The best thing about the speech for me was the mantra Biden used many times in his speech: Bidenomics expands the economy “from the middle out and from the bottom up,” not from the top down!

Biden did not talk much about inflation, which, of course, has been the huge downside to the post covid, economic recovery made in the last two years. Inflation, however, has started to go down, now averaging around 4.5%, but it still has a long way to go to get to the Fed target of 2-3%.

Will Biden’s populist message make a difference to white people without a college degree and to many in the white working class who have moved into the Trump camp? Doubtful. For the time being the Republicans seem to have abandoned any serious talk about the economy—except to harp on inflation, balancing the budget, and reducing the deficit. Their focus is on divisive social issues—anti woke, anti LGBTQ, anti-trans, anti-abortion, anti-affirmative action, anti-books that talk about racism or sexuality, anti-climate change initiatives, anti immigration, and anti-essentially all progressive programs. Scariest of all is the autocratic leaning of the  Republican party. In 2024 democracy itself may be at risk.

While it is not a sure thing that Trump will be Biden’s opponent—he could be in jail by the election—the other contenders are not a whole lot better, and some like DeSantis are even scarier.

But the “build the economy from the middle out and the bottom up ”is a great slogan and a good start, and Bidenomics is surely a better direction than another round of Trickle Down.

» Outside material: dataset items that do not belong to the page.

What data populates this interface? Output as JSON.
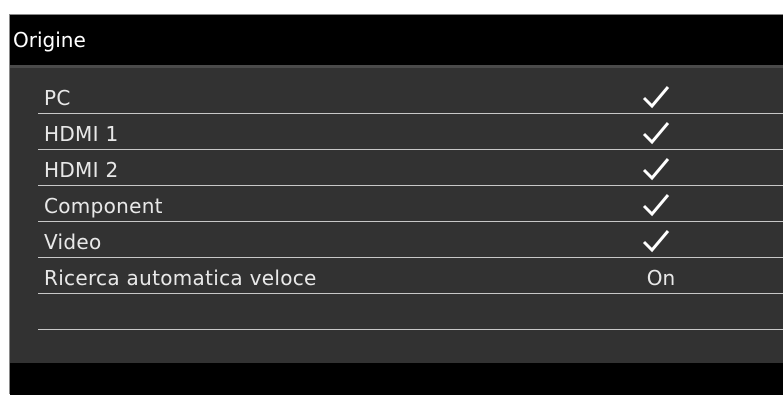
{
  "window": {
    "title": "Origine"
  },
  "menu": {
    "items": [
      {
        "label": "PC",
        "value_type": "check",
        "checked": true
      },
      {
        "label": "HDMI 1",
        "value_type": "check",
        "checked": true
      },
      {
        "label": "HDMI 2",
        "value_type": "check",
        "checked": true
      },
      {
        "label": "Component",
        "value_type": "check",
        "checked": true
      },
      {
        "label": "Video",
        "value_type": "check",
        "checked": true
      },
      {
        "label": "Ricerca automatica veloce",
        "value_type": "text",
        "value": "On"
      },
      {
        "label": "",
        "value_type": "none"
      }
    ]
  },
  "colors": {
    "panel_bg": "#323232",
    "title_bg": "#000000",
    "text": "#e8e8e8",
    "divider": "#c8c8c8"
  },
  "icons": {
    "check": "checkmark-icon"
  }
}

Way to go, Joe!

2 thoughts on “Back to Politics: Bidenomics

  1. May I quote you?
    I had chosen to talk to my French group on “Has party politics run its course in the UK”? And I find I’ll be singing from the same hymn sheet as you!

  2. More jobs have been created so far under President Biden (over 13 million) than under the last three Republican presidents combined – and more than any president has created in an entire 4-year term.

    Only Bill Clinton saw more jobs created when he was president, but it took place over two terms in office.